Molke schleuderte ihm die ramponierte Kelle entgegen. Da Werkzeug rutschte über die Kasse, und kam mit hellem Klang auf dem Boden zu liegen. Der junge Hintner hob sie mit spitzen Fingern auf. Sein blasses Milchgesicht war in hellem Aufruhr.

„Da kleben Blut und Haare dran!“

„Jetzt lenk nicht vom Thema ab.“

„Das kann ich nicht auf Garantie nehmen.“

„So sah die Kelle nicht aus, als ich sie bei dir gekauft habe.“

„Das bestreite ich nicht.“

„Dann kannst du sie mir ja problemlos ersetzen.“

„Heinrich, die hast du selbst verbogen.“

Die Argumente schwammen ihm davon wie die Felle. Er konnte dem Hintner nicht in die Augen schauen. Das Bild vom zerschlagenen Humankäse war zu präsent.

„Na schön, dann mach mir einen fairen Preis.“

„Für eine neue?“

„Ja.“

Hintner führte ihn zu den erleuchteten Schätzen in der Vitrine. Wo vom Rouladenwickel der fleißigen Hausfrau bis zur Ausstattung eines promovierten Handwerkers alles vertreten war.

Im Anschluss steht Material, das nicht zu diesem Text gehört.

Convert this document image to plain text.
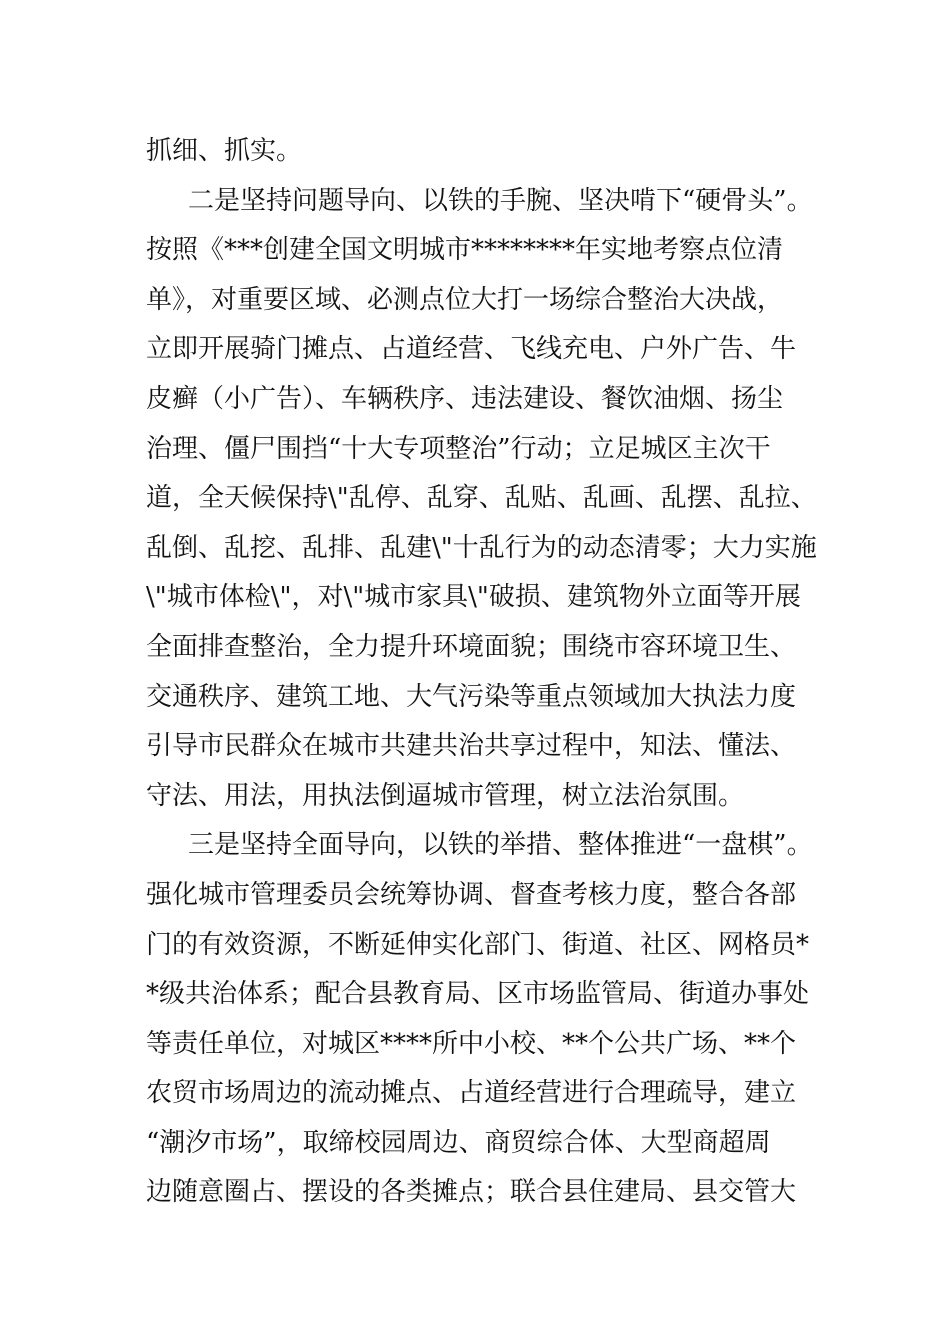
抓细、抓实。
二是坚持问题导向、以铁的手腕、坚决啃下“硬骨头”。
按照《***创建全国文明城市********年实地考察点位清
单》，对重要区域、必测点位大打一场综合整治大决战，
立即开展骑门摊点、占道经营、飞线充电、户外广告、牛
皮癣（小广告）、车辆秩序、违法建设、餐饮油烟、扬尘
治理、僵尸围挡“十大专项整治”行动；立足城区主次干
道，全天候保持\"乱停、乱穿、乱贴、乱画、乱摆、乱拉、
乱倒、乱挖、乱排、乱建\"十乱行为的动态清零；大力实施
\"城市体检\"，对\"城市家具\"破损、建筑物外立面等开展
全面排查整治，全力提升环境面貌；围绕市容环境卫生、
交通秩序、建筑工地、大气污染等重点领域加大执法力度
引导市民群众在城市共建共治共享过程中，知法、懂法、
守法、用法，用执法倒逼城市管理，树立法治氛围。
三是坚持全面导向，以铁的举措、整体推进“一盘棋”。
强化城市管理委员会统筹协调、督查考核力度，整合各部
门的有效资源，不断延伸实化部门、街道、社区、网格员*
*级共治体系；配合县教育局、区市场监管局、街道办事处
等责任单位，对城区****所中小校、**个公共广场、**个
农贸市场周边的流动摊点、占道经营进行合理疏导，建立
“潮汐市场”，取缔校园周边、商贸综合体、大型商超周
边随意圈占、摆设的各类摊点；联合县住建局、县交管大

„Speziell gehärteter Stahl, dicker im Griff und gut zu handeln. Probier doch einmal.“

Heinrich rückte den erbosten Krawattenknoten zurecht, und strich durch seine Kupferhaare. Langsam kehrte seine kaltschnäuzige Selbstsicherheit zurück. Der Stahl in Molkes Hand nahm Zimmertemperatur an.

„Fühlt sich gut an.“

„Stell dir vor, wie du den halbfertigen Käse damit in die Salzlake hebst.“

„Könnte mir gefallen.“

„Und nun gib deinem Herzen einen Ruck, und öffne deinen Geldbeutel.“

„Ich kaufe auf Rechnung.“

Hintner seufzte.

„Ja, wie immer.“


*


Der Nachmittag war versaut, an eine Wiederöffnung seines Ladens nicht zu denken. Die Kunden würden ihm diesen einmaligen Aussetzer verzeihen. Natalias Leichnam packte Heinrich in einen Sack, und schaffte ihn hinaus in den Hof. Danach spülte er ihre Zelle gründlich aus. Einmal die falschen Pilze oder Schimmelsporen im Käse, und das Gesundheitsamt machte ihm den Laden dicht. Seine Arbeitsweise war eh schon grenzwertig. Ein toter Körper zog allerlei Ungeziefer an. Wieder einmal war er dem perfekten Käse einen Schritt näher gekommen. Es brauchte viele Experimente dieser Art, um bei der nationalen Käsemeisterschaft den ersten Platz abzuräumen. Letztes Jahr ging das Preisgeld an Jean-François Jakobi aus dem Elsass. Mitmachen durfte Molkes Rivale nur, weil er seinen Zweitwohnsitz in Kehl angemeldet hatte. Jakobis Schöpfung war ein mild-aromatischer Münster, den er an den deutschen Gaumen anpasste. Bei allem Respekt vor den deutschen Käsemeistern, aber einen Franzmann auf diesem Gebiet zu besiegen, war quasi unmöglich. Heinrich tüftelte an Textur und Geschmack. Hier ging es um seine Ehre. Er würde schlussendlich einen Käse präsentieren, der sämtliche Konkurrenz in den Schatten stellte. Selbst diesen vorlauten Franzosen.

Im Geräteschuppen zerteilte er die Leiche mit einem Beil. Dazu stellte er das Radio laut, um nicht die Neugierde seiner Nachbarn zu wecken. Heinrich war Schlagerfan mit Herz und Blut. Er streute gelöschten Kalk über ihre Brocken, als wäre es Puderzucker auf einem Gugelhupf. Das half gegen Fliegen und Gestank. Am Wochenende würde er sie in Geschenkbeutel verteilen, mit Schleife verzieren, und im Wald abladen. Lebensmittel wegzuwerfen war kein Verbrechen, höchstens Verschwendung. Wir leben in einer Überflussgesellschaft. Der Konsum fordert seine Opfer.